You can apply for the scholarship here. There’s a Feb. 11 deadline.

The #TechToWealth tour landed in New York City on Tuesday, Jan. 22. Sampson sat down with Young Guru and Avi Flombaum (co-founder of the Flatiron School) to discuss the importance of advancing racial equity through culture in tech, starting with gaining the skills to write code and build mobile and web applications for tech startups. Sampson also
signed copies of “Kingonomics”.

The 12 economic and entrepreneurial principles of ‘Kingonomics’

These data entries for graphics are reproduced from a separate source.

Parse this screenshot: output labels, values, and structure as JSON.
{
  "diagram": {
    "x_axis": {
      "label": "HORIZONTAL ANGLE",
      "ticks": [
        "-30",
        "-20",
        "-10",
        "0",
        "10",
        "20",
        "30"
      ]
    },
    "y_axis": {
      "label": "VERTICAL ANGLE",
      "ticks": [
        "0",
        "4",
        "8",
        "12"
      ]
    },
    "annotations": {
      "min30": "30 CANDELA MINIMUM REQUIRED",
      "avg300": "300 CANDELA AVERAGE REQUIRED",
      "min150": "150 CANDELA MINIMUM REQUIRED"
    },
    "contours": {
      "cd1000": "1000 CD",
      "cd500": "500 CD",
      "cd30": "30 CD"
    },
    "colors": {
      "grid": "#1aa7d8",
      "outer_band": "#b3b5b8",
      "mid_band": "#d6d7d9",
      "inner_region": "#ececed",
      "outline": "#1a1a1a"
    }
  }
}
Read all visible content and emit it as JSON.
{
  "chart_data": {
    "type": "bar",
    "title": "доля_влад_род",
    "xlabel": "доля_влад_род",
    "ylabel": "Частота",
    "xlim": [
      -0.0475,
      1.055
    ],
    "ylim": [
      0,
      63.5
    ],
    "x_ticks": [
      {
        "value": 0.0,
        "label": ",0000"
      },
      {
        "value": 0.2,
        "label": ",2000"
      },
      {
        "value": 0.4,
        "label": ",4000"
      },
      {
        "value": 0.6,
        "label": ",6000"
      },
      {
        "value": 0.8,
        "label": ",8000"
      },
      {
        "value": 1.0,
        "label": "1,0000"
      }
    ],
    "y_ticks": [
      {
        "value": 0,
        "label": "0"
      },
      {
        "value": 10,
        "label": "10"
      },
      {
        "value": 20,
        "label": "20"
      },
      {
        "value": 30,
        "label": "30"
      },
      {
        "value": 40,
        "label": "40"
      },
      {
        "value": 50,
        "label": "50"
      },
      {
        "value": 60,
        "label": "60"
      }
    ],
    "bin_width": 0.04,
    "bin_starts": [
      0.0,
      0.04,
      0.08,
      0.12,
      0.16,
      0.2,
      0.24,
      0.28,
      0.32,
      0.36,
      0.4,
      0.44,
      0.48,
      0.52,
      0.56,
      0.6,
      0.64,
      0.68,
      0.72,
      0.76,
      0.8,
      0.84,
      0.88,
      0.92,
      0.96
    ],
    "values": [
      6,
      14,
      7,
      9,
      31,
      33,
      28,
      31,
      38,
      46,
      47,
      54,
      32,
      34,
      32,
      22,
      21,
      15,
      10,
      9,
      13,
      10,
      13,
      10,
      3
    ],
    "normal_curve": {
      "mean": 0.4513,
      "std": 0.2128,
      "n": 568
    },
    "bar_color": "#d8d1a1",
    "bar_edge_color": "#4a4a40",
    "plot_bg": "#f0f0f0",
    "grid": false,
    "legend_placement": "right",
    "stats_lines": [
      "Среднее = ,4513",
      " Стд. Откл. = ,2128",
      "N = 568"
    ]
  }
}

Forbes contributor Thorpe described the 12 economic and entrepreneurial principles Sampson identified in “Kingonomics”:

  1. Service: More than customer service, Sampson advocates service to mankind, “Many of us are discovering that selfishness, the currency of greed, is not all it was cracked up to be in business school,” he says.
  2. Connectivity: “Dr. King was, above all, a champion of connectivity. By that I mean he was always looking to build community—physically, spiritually, mentally, emotionally, and economically,” Sampson says.
  3. Reciprocity: This principle represents a variation on the “buy local” theme with which we are all familiar. The key is to strategically give back to the communities from which you draw your profits. As an example, Sampson specifically encourages black churches to hire local contractors to build their churches.
  4. Positivity: “We are no longer obsessed with defeating the competition. We aim, instead, to be the best we can be while embracing competition as positive and necessary,” Sampson says.
  5. Personal Responsibility: King, himself, embodied Gandhi’s counsel to “be the change you wish to see in the world.” Sampson argues that “followers must lead by the choices they make every day; then the leaders will follow.”
  6. Self-Image: Sampson argues not for vanity, but for the brand of pride that is defined as self-confidence. “Dr. King was a deeply spiritual man who believed that people have deep and abiding worth, no matter whom they are or where they come from,” he says.
  7. Diversity: Sampson, who grew up in an African American community saw his own world expand exponentially when he attended Tulane University. “We must… diversify our decision-making process by purposefully seeking out those who aren’t of our same ethnicity, religion, gender or social backgrounds,” he says.
  8. Character and Dignity: “Character, one’s moral or ethical integrity, is one of our most precious business currencies of all, and we must earn it, spend it, and invest it wisely at every opportunity,” Sampson says.
  9. Dreaming: Sampson, channeling MLK, challenges everyone to dream big with an eye toward changing the world. “We must each write our own internal ‘I Have a Dream’ speech, not only for our businesses but for our lives and the world as well,” he says.
  10. Openness and Transparency: Sampson observes that America’s “old boys club” has, perhaps unintentionally, done great harm to women and minorities who are often excluded from networks that operate behind closed doors. “We must learn to openly acknowledge our differences, with honesty, grace, respect, and even humor, as we continue to explore our commonality,” he says.
  11. Creativity and Innovation: Sampson argues that creativity and innovation are inextricably linked to diversity and openness, that collaboration with others of different backgrounds will lead to better outcomes. “Innovation will be the lynchpin of success in the new Collaborative Era,” he says.
  12. Courage: Interestingly, Sampson equates courage with love, noting, “Every human transaction, at its deepest level, boils down to a choice between fear and love… To act with love is to act with courage. It is to refuse to allow fear to dictate our actions and decisions.”